Avis de cyclone sur Mayotte
Avis de cyclone sur Mayotte
Par Alain Beuve-Méry
Dans le documentaire « Mayotte : la dernière colonie ? » Anne-Charlotte Gourraud rend compte de l’extrême tension sociale qui règne sur l’île de l’océan Indien et dresse le constat de la légèreté de l’action publique, explique dans sa chronique télévisuelle le journaliste Alain Beuve-Méry.
« On ne sait pas forcément quand, ni comment l’explosion aura lieu à Mayotte, la plus grande île des Comores » (Taudis à Kaweni en 2015, agglomération attachée à Mamoudzou). / ORNELLA LAMBERTI / AFP
Replay. Ce ne sera pas la faute d’Emmanuel Macron. Quoique. Après avoir vu l’excellent documentaire d’Anne-Charlotte Gourraud, Mayotte la dernière colonie ?, diffusé lundi soir sur LCP, on en sort avec une conviction : là-bas, c’est le « bordel », comme dirait le président, mais là-bas, c’est aussi la France, mieux c’est depuis 2011, le 101e département de la République.
On ne sait pas forcément quand, ni comment l’explosion aura lieu à Mayotte, la plus grande île des Comores qui a voté en 1974 pour rester française, mais au vu de l’exposé, on se dit que le gouvernement n’échappera pas avant la fin de la législature, à une déflagration majeure, liée aux conditions de vie des Comoriens qui cherchent à quitter leurs îles et à l’absence de moyens de l’Etat pour y faire face. Car si Mayotte est le département le plus pauvre de France, le niveau de vie des Mahorais est dix fois supérieur à celui des îles avoisinantes.
En juin, alors qu’il se trouvait dans le Morbihan, Emmanuel Macron, déjà drapé dans ses habits présidentiels plaisantait au sujet des « kwassa-kwassa », les petites embarcations utilisées par les migrants pour rallier Mayotte. Sidération générale. « Il y a des tapouilles et des kwassa-kwassa », lui expliquait en aparté un officiel. « Ah non, c’est à Mayotte le kwassa-kwassa. Mais le kwassa-kwassa pêche peu, il amène du Comorien, c’est différent », avait répondu du tac au tac Emmanuel Macron. Une plaisanterie plutôt macabre : de 7 000 à 10 000 Comoriens se sont déjà noyés depuis 1995 après avoir embarqué sur ces frêles esquifs.
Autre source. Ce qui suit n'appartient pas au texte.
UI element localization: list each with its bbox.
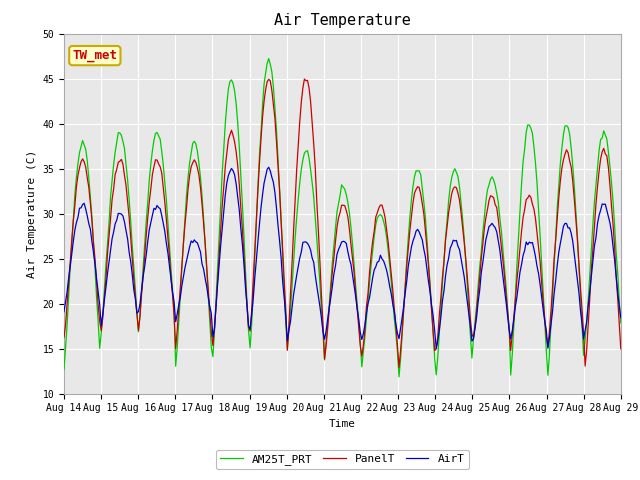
Y-axis label: Air Temperature (C): Air Temperature (C) (27, 149, 37, 278)
Text: TW_met: TW_met (72, 49, 117, 62)
AirT (617, 315, 625, 321)
AM25T_PRT (589, 222, 596, 228)
AirT (265, 164, 273, 170)
AirT (433, 346, 440, 351)
AirT (129, 272, 136, 277)
AirT (226, 168, 234, 174)
AirT (254, 240, 262, 245)
AM25T_PRT (395, 374, 403, 380)
Title: Air Temperature: Air Temperature (274, 13, 411, 28)
AirT (305, 243, 313, 249)
AM25T_PRT (617, 320, 625, 326)
AM25T_PRT (254, 185, 262, 191)
PanelT (589, 246, 596, 252)
AirT (244, 323, 252, 329)
Line: AirT: AirT (64, 167, 621, 348)
PanelT (244, 324, 252, 330)
Line: PanelT: PanelT (64, 79, 621, 367)
AM25T_PRT (265, 56, 273, 61)
PanelT (305, 85, 313, 91)
AM25T_PRT (226, 79, 234, 84)
AirT (589, 258, 596, 264)
PanelT (395, 364, 403, 370)
PanelT (129, 255, 136, 261)
Legend: AM25T_PRT, PanelT, AirT: AM25T_PRT, PanelT, AirT (216, 450, 468, 469)
PanelT (301, 76, 308, 82)
PanelT (617, 346, 625, 352)
PanelT (254, 188, 262, 193)
AirT (60, 309, 68, 314)
Line: AM25T_PRT: AM25T_PRT (64, 59, 621, 377)
AM25T_PRT (244, 328, 252, 334)
PanelT (60, 335, 68, 340)
AM25T_PRT (60, 366, 68, 372)
PanelT (226, 132, 234, 137)
AM25T_PRT (129, 243, 136, 249)
AM25T_PRT (305, 156, 313, 161)
X-axis label: Time: Time (329, 419, 356, 429)
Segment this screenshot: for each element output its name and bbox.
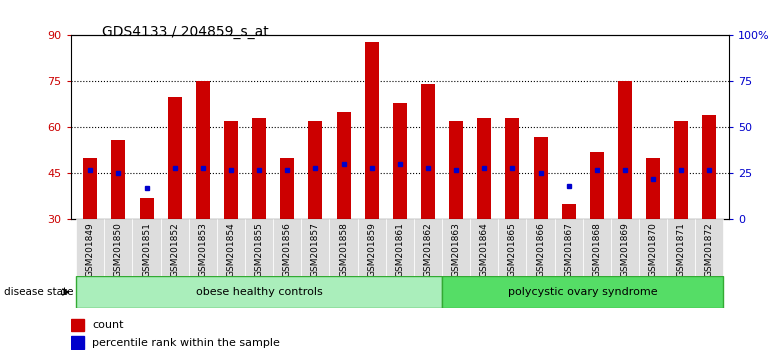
- Text: GSM201861: GSM201861: [395, 222, 405, 277]
- Bar: [477, 118, 492, 219]
- Text: GDS4133 / 204859_s_at: GDS4133 / 204859_s_at: [102, 25, 269, 39]
- Text: GSM201855: GSM201855: [255, 222, 263, 277]
- Bar: [506, 118, 520, 219]
- Text: GSM201854: GSM201854: [227, 222, 235, 277]
- Bar: [527, 219, 554, 276]
- Text: GSM201850: GSM201850: [114, 222, 123, 277]
- Bar: [111, 140, 125, 219]
- Bar: [76, 219, 104, 276]
- Text: GSM201858: GSM201858: [339, 222, 348, 277]
- Bar: [442, 219, 470, 276]
- Bar: [140, 198, 154, 219]
- Bar: [132, 219, 161, 276]
- Bar: [611, 219, 639, 276]
- Bar: [470, 219, 499, 276]
- Bar: [83, 158, 97, 219]
- Bar: [76, 276, 442, 308]
- Text: GSM201867: GSM201867: [564, 222, 573, 277]
- Text: polycystic ovary syndrome: polycystic ovary syndrome: [508, 287, 658, 297]
- Bar: [590, 152, 604, 219]
- Text: GSM201865: GSM201865: [508, 222, 517, 277]
- Bar: [449, 121, 463, 219]
- Text: GSM201859: GSM201859: [367, 222, 376, 277]
- Bar: [667, 219, 695, 276]
- Bar: [308, 121, 322, 219]
- Bar: [71, 319, 85, 331]
- Bar: [280, 158, 294, 219]
- Text: GSM201849: GSM201849: [85, 222, 95, 277]
- Bar: [554, 219, 583, 276]
- Text: disease state: disease state: [4, 287, 74, 297]
- Text: GSM201864: GSM201864: [480, 222, 488, 277]
- Text: GSM201856: GSM201856: [283, 222, 292, 277]
- Bar: [674, 121, 688, 219]
- Bar: [168, 97, 182, 219]
- Text: GSM201872: GSM201872: [705, 222, 714, 277]
- Bar: [393, 103, 407, 219]
- Bar: [196, 81, 210, 219]
- Bar: [583, 219, 611, 276]
- Bar: [273, 219, 301, 276]
- Bar: [358, 219, 386, 276]
- Text: GSM201866: GSM201866: [536, 222, 545, 277]
- Bar: [702, 115, 717, 219]
- Bar: [414, 219, 442, 276]
- Text: GSM201870: GSM201870: [648, 222, 658, 277]
- Text: GSM201852: GSM201852: [170, 222, 180, 277]
- Text: GSM201851: GSM201851: [142, 222, 151, 277]
- Bar: [639, 219, 667, 276]
- Text: GSM201869: GSM201869: [620, 222, 630, 277]
- Bar: [646, 158, 660, 219]
- Bar: [442, 276, 724, 308]
- Text: GSM201863: GSM201863: [452, 222, 461, 277]
- Bar: [534, 137, 547, 219]
- Text: percentile rank within the sample: percentile rank within the sample: [93, 338, 280, 348]
- Bar: [71, 336, 85, 349]
- Bar: [104, 219, 132, 276]
- Text: GSM201862: GSM201862: [423, 222, 433, 277]
- Bar: [561, 204, 575, 219]
- Bar: [386, 219, 414, 276]
- Bar: [245, 219, 273, 276]
- Bar: [189, 219, 217, 276]
- Bar: [618, 81, 632, 219]
- Bar: [365, 41, 379, 219]
- Bar: [301, 219, 329, 276]
- Text: count: count: [93, 320, 124, 330]
- Text: obese healthy controls: obese healthy controls: [196, 287, 322, 297]
- Bar: [217, 219, 245, 276]
- Bar: [161, 219, 189, 276]
- Bar: [224, 121, 238, 219]
- Text: GSM201871: GSM201871: [677, 222, 686, 277]
- Bar: [336, 112, 350, 219]
- Bar: [421, 85, 435, 219]
- Bar: [329, 219, 358, 276]
- Bar: [252, 118, 266, 219]
- Text: GSM201868: GSM201868: [593, 222, 601, 277]
- Text: GSM201857: GSM201857: [311, 222, 320, 277]
- Bar: [499, 219, 527, 276]
- Text: GSM201853: GSM201853: [198, 222, 207, 277]
- Bar: [695, 219, 724, 276]
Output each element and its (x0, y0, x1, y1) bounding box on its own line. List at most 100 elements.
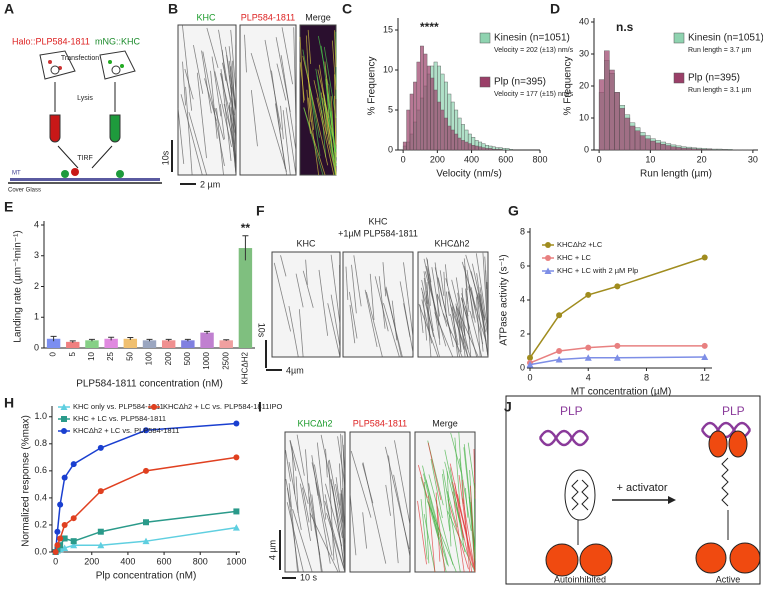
x-tick-label: 0 (527, 372, 532, 382)
arrowhead (668, 496, 676, 504)
hist-bar (441, 110, 444, 150)
panel-letter: B (168, 1, 178, 17)
x-tick-label: 25 (106, 351, 115, 360)
point (53, 549, 59, 555)
x-tick-label: 1000 (226, 556, 246, 566)
hist-bar (650, 141, 655, 150)
label: Autoinhibited (554, 574, 606, 584)
kymograph (350, 432, 410, 572)
label: 10 s (300, 572, 318, 582)
label: 2 µm (200, 179, 220, 189)
y-axis-label: Landing rate (µm⁻¹min⁻¹) (13, 230, 24, 342)
bar (181, 340, 194, 348)
hist-bar (671, 147, 676, 150)
point (151, 404, 157, 410)
point (71, 515, 77, 521)
kymograph (418, 252, 488, 357)
y-axis-label: ATPase activity (s⁻¹) (499, 254, 510, 345)
point (545, 242, 551, 248)
label: + activator (616, 482, 667, 494)
panel-letter: A (4, 1, 14, 17)
x-tick-label: 200 (164, 351, 173, 365)
label: KHC (196, 12, 216, 22)
x-tick-label: 1000 (202, 351, 211, 369)
coil (572, 480, 588, 510)
y-tick-label: 8 (520, 226, 525, 236)
x-tick-label: 30 (748, 154, 758, 164)
y-tick-label: 4 (34, 219, 39, 229)
legend-label: KHC + LC vs. PLP584-1811 (73, 414, 166, 423)
x-tick-label: 2500 (221, 351, 230, 369)
microtubule (10, 178, 160, 181)
motor (116, 170, 124, 178)
hist-bar (620, 108, 625, 150)
hist-bar (599, 80, 604, 150)
label: PLP (560, 404, 583, 418)
point (57, 535, 63, 541)
hist-bar (492, 149, 495, 150)
dot (48, 60, 52, 64)
cell (100, 51, 135, 79)
point (614, 283, 620, 289)
hist-bar (448, 126, 451, 150)
hist-bar (468, 144, 471, 150)
hist-bar (465, 142, 468, 150)
motor (61, 170, 69, 178)
x-tick-label: 600 (157, 556, 172, 566)
x-tick-label: 200 (430, 154, 445, 164)
annotation: **** (420, 20, 439, 34)
point (71, 538, 77, 544)
x-axis-label: PLP584-1811 concentration (nM) (76, 379, 223, 390)
motor (71, 168, 79, 176)
legend-label: Plp (n=395) (494, 77, 546, 88)
label: MT (12, 171, 21, 177)
x-tick-label: 12 (700, 372, 710, 382)
hist-bar (604, 51, 609, 150)
hist-bar (645, 139, 650, 150)
panel-j: PLP Autoinhibited + activator PLP Active (506, 396, 760, 584)
bar (124, 339, 137, 348)
kymograph (240, 25, 296, 175)
hist-bar (482, 148, 485, 150)
legend-note: Velocity = 202 (±13) nm/s (494, 47, 574, 54)
legend-swatch (480, 77, 490, 87)
hist-bar (640, 136, 645, 150)
hist-bar (615, 92, 620, 150)
kymo-bg (343, 252, 413, 357)
x-tick-label: 100 (145, 351, 154, 365)
legend-label: KHCΔh2 + LC vs. PLP584-1811IPO (163, 402, 282, 411)
y-tick-label: 5 (388, 104, 393, 114)
label: KHCΔh2 (297, 418, 332, 428)
panel-letter: J (504, 399, 512, 415)
y-tick-label: 10 (383, 64, 393, 74)
legend-label: KHCΔh2 +LC (557, 240, 603, 249)
hist-bar (424, 54, 427, 150)
point (98, 445, 104, 451)
y-tick-label: 0 (388, 144, 393, 154)
hist-bar (475, 146, 478, 150)
panel-letter: C (342, 1, 352, 17)
y-tick-label: 0 (520, 362, 525, 372)
dot (108, 60, 112, 64)
x-tick-label: 0 (53, 556, 58, 566)
autoinhibited-motor (565, 470, 595, 545)
kymograph (285, 432, 345, 572)
point (585, 345, 591, 351)
x-tick-label: 20 (697, 154, 707, 164)
head (696, 543, 726, 573)
x-axis-label: MT concentration (µM) (571, 387, 672, 398)
arrow (92, 146, 112, 168)
hist-bar (403, 142, 406, 150)
y-tick-label: 30 (579, 48, 589, 58)
point (98, 488, 104, 494)
hist-bar (509, 149, 512, 150)
plp (540, 431, 588, 445)
y-tick-label: 1 (34, 312, 39, 322)
y-tick-label: 15 (383, 24, 393, 34)
kymo-bg (350, 432, 410, 572)
label: PLP (722, 404, 745, 418)
x-tick-label: 50 (125, 351, 134, 360)
point (54, 529, 60, 535)
hist-bar (661, 144, 666, 150)
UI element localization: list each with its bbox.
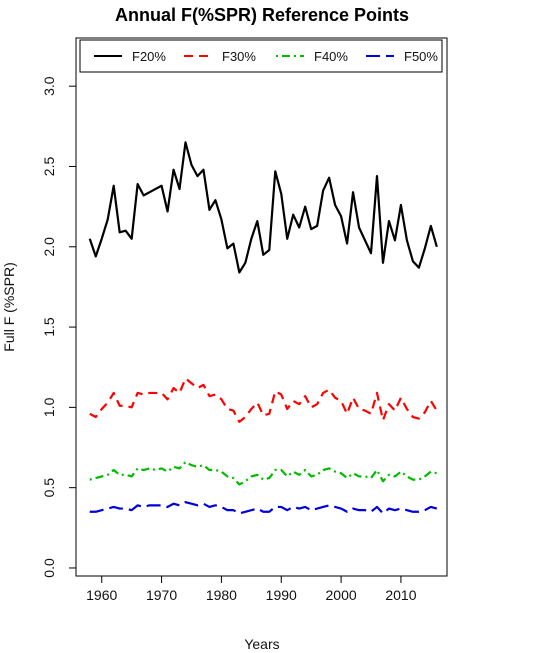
x-tick-label: 2000	[326, 587, 357, 603]
x-tick-label: 1960	[86, 587, 117, 603]
legend-label: F50%	[404, 49, 438, 64]
y-axis-label: Full F (%SPR)	[1, 262, 17, 351]
y-tick-label: 2.0	[41, 237, 57, 257]
y-tick-label: 1.0	[41, 397, 57, 417]
series-line-f50	[89, 501, 438, 515]
chart-title: Annual F(%SPR) Reference Points	[115, 5, 409, 25]
plot-frame	[75, 37, 448, 577]
legend-box	[79, 39, 443, 73]
y-tick-label: 0.5	[41, 478, 57, 498]
legend-label: F40%	[314, 49, 348, 64]
y-tick-label: 3.0	[41, 76, 57, 96]
x-tick-label: 1980	[206, 587, 237, 603]
y-tick-label: 1.5	[41, 317, 57, 337]
legend-label: F20%	[132, 49, 166, 64]
series-layer	[88, 141, 438, 515]
y-axis: 0.0 0.5 1.0 1.5 2.0 2.5 3.0	[41, 76, 77, 578]
x-axis-label: Years	[244, 636, 279, 652]
series-line-f30	[89, 377, 438, 423]
y-tick-label: 0.0	[41, 558, 57, 578]
x-tick-label: 1990	[266, 587, 297, 603]
legend: F20% F30% F40% F50%	[79, 39, 443, 73]
x-tick-label: 2010	[385, 587, 416, 603]
series-line-f20	[88, 141, 438, 274]
legend-label: F30%	[222, 49, 256, 64]
x-axis: 1960 1970 1980 1990 2000 2010	[86, 575, 417, 603]
y-tick-label: 2.5	[41, 157, 57, 177]
series-line-f40	[89, 460, 438, 486]
x-tick-label: 1970	[146, 587, 177, 603]
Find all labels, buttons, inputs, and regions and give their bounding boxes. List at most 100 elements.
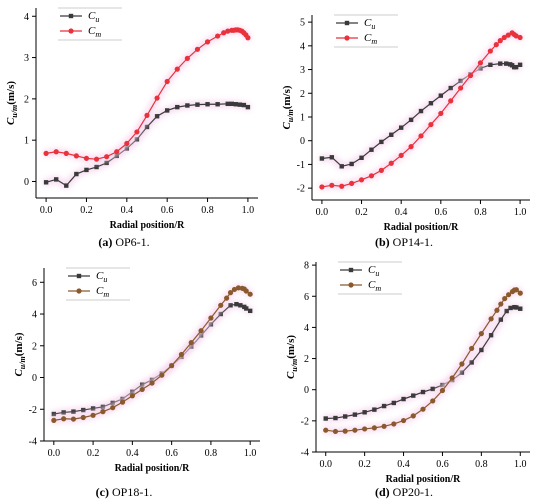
y-tick-label: 0: [32, 373, 37, 384]
data-point-cm: [104, 154, 110, 160]
y-tick-label: 6: [32, 278, 37, 289]
y-axis-label: Cu/m(m/s): [13, 332, 27, 376]
data-point-cm: [362, 426, 368, 432]
data-point-cm: [247, 291, 253, 297]
data-point-cu: [241, 102, 247, 108]
data-point-cm: [352, 427, 358, 433]
chart-panel-a: 0 1 2 3 4 0.0 0.2 0.4 0.6 0.8 1.0 Radial position/R…: [5, 7, 258, 231]
data-point-cm: [408, 144, 414, 150]
y-tick-label: -4: [301, 448, 309, 459]
data-point-cu: [175, 104, 180, 110]
data-point-cm: [215, 33, 221, 39]
data-point-cm: [410, 413, 416, 419]
data-point-cu: [218, 311, 223, 317]
y-tick-label: 2: [32, 341, 37, 352]
y-tick-label: -2: [301, 416, 309, 427]
data-point-cu: [205, 102, 210, 107]
data-point-cu: [479, 347, 484, 353]
data-point-cu: [517, 62, 523, 68]
data-point-cm: [329, 182, 335, 188]
data-point-cu: [164, 108, 170, 113]
data-point-cm: [398, 152, 404, 159]
data-point-cm: [134, 129, 140, 135]
data-point-cm: [497, 38, 503, 44]
data-point-cm: [358, 177, 365, 183]
data-point-cu: [234, 301, 239, 307]
chart-panel-b: -2 -1 0 1 2 3 4 5 0.0 0.2 0.4 0.6 0.8 1.0 Radial posit…: [281, 14, 530, 233]
data-point-cm: [43, 150, 49, 156]
y-tick-label: 4: [304, 323, 309, 334]
data-point-cu: [114, 153, 119, 159]
data-point-cu: [319, 156, 325, 161]
y-axis-label: Cu/m(m/s): [5, 81, 19, 125]
data-point-cu: [81, 407, 86, 413]
caption-c: (c) OP18-1.: [96, 485, 153, 499]
y-tick-label: 2: [24, 94, 29, 105]
data-point-cu: [349, 161, 354, 167]
data-point-cm: [114, 149, 120, 155]
y-tick-label: 6: [304, 292, 309, 303]
x-tick-label: 0.0: [316, 207, 329, 218]
y-tick-label: 4: [24, 12, 29, 23]
data-point-cu: [245, 104, 251, 110]
data-point-cm: [184, 55, 190, 61]
x-tick-label: 0.8: [201, 205, 214, 216]
data-point-cm: [448, 98, 454, 104]
data-point-cu: [428, 101, 434, 106]
data-point-cm: [119, 399, 126, 405]
y-tick-label: 0: [300, 136, 305, 147]
legend-label-cu: Cu: [88, 10, 99, 24]
data-point-cm: [459, 361, 465, 367]
y-tick-label: -2: [297, 184, 305, 195]
data-point-cm: [61, 416, 67, 422]
data-point-cu: [504, 308, 509, 314]
data-point-cu: [208, 322, 214, 327]
data-point-cm: [227, 290, 234, 296]
series-glow: [50, 300, 254, 418]
legend-label-cu: Cu: [368, 264, 379, 278]
data-point-cm: [493, 42, 499, 48]
data-point-cm: [159, 372, 165, 378]
data-point-cu: [342, 414, 348, 419]
data-point-cu: [84, 167, 89, 173]
data-point-cu: [195, 102, 200, 107]
data-point-cm: [218, 302, 224, 308]
data-point-cm: [449, 375, 455, 381]
data-point-cu: [504, 61, 509, 66]
data-point-cm: [342, 428, 348, 434]
data-point-cu: [488, 332, 494, 338]
data-point-cm: [487, 48, 493, 54]
x-tick-label: 0.6: [435, 207, 448, 218]
data-point-cu: [362, 410, 367, 415]
data-point-cu: [53, 177, 59, 182]
data-point-cu: [430, 386, 435, 392]
data-point-cu: [215, 102, 220, 107]
legend-label-cm: Cm: [368, 279, 381, 293]
legend-marker-cm: [344, 35, 350, 41]
y-tick-label: 0: [24, 177, 29, 188]
data-point-cm: [349, 180, 355, 186]
y-tick-label: 5: [300, 18, 305, 29]
data-point-cm: [225, 28, 231, 34]
data-point-cm: [53, 149, 59, 155]
data-point-cu: [71, 409, 76, 414]
x-tick-label: 0.4: [121, 205, 134, 216]
data-point-cu: [389, 132, 394, 137]
chart-panel-d: -4 -2 0 2 4 6 8 0.0 0.2 0.4 0.6 0.8 1.0 Radial positi…: [285, 261, 530, 485]
data-point-cu: [333, 415, 338, 421]
caption-b: (b) OP14-1.: [375, 235, 433, 249]
data-point-cm: [439, 387, 446, 394]
legend-marker-cm: [76, 288, 82, 294]
series-line-cm: [45, 29, 249, 160]
data-point-cm: [124, 140, 130, 147]
y-tick-label: 1: [300, 112, 305, 123]
x-tick-label: 1.0: [242, 205, 255, 216]
data-point-cm: [368, 173, 375, 179]
data-point-cm: [501, 34, 507, 41]
data-point-cu: [420, 389, 426, 395]
data-point-cu: [100, 404, 106, 410]
data-point-cm: [319, 184, 325, 190]
data-point-cm: [154, 95, 160, 101]
data-point-cm: [83, 155, 90, 161]
data-point-cm: [178, 351, 185, 358]
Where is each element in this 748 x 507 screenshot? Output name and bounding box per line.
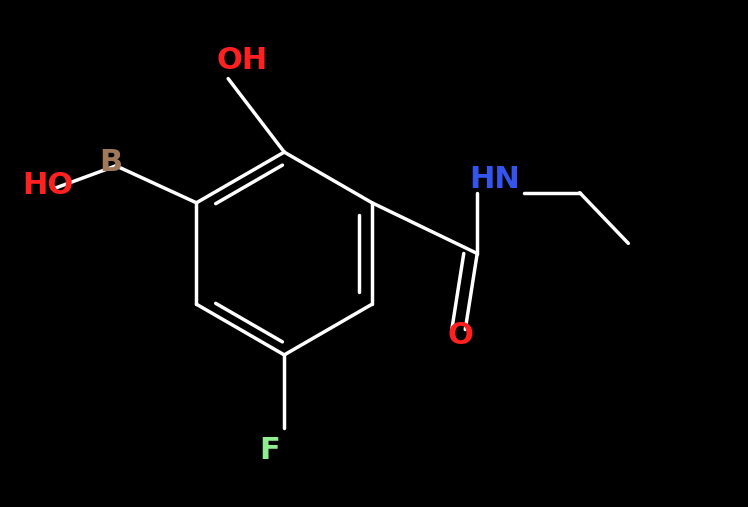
Text: B: B bbox=[99, 148, 122, 177]
Text: HN: HN bbox=[470, 165, 521, 195]
Text: OH: OH bbox=[217, 46, 269, 76]
Text: HO: HO bbox=[22, 170, 74, 200]
Text: F: F bbox=[259, 436, 280, 465]
Text: O: O bbox=[447, 321, 473, 350]
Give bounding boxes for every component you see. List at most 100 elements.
40 % de la population en situation irrégulière
Depuis, Emmanuel Macron s’est excusé. Un exemple suffisamment rare pour être relevé. Il n’empêche : les gaffes du président de la République commencent à intriguer. Sont-elles, chez lui, une habitude familière ? Traduisent-elles une propension naturelle du chef de l’Etat à la dent dure ? Expriment-elles son goût pour les « discours de vérité » ainsi qu’il l’a expliqué lors de son interview, dimanche 15 octobre sur TF1 ? Ou peut-être, disent-elles tout simplement qu’en politique, comme dans la banque d’affaires – les deux expériences professionnelles d’Emmanuel Macron –, mieux vaut être l’agresseur que l’agressé, attaquer plutôt que chercher à se défendre.
Pendant ce temps-là, sur l’île de Mayotte, où 40 % de la population vit en situation irrégulière – l’équivalent de 25 millions de réfugiés en métropole –, l’agressé prend le visage d’un Comorien, arrêté par la police et filmé par Anne-Charlotte Gourraud. « Pourquoi vous nous chassez ? On n’a rien fait de mal », demande-t-il.
Il s’agit de sa troisième expulsion, mais il explique qu’il reviendra une quatrième fois pour chercher du travail. Pas d’autre choix.
« Mayotte la dernière colonie ? », sur LCP. Rediffusion les dimanche 22 octobre et samedi 28 octobre.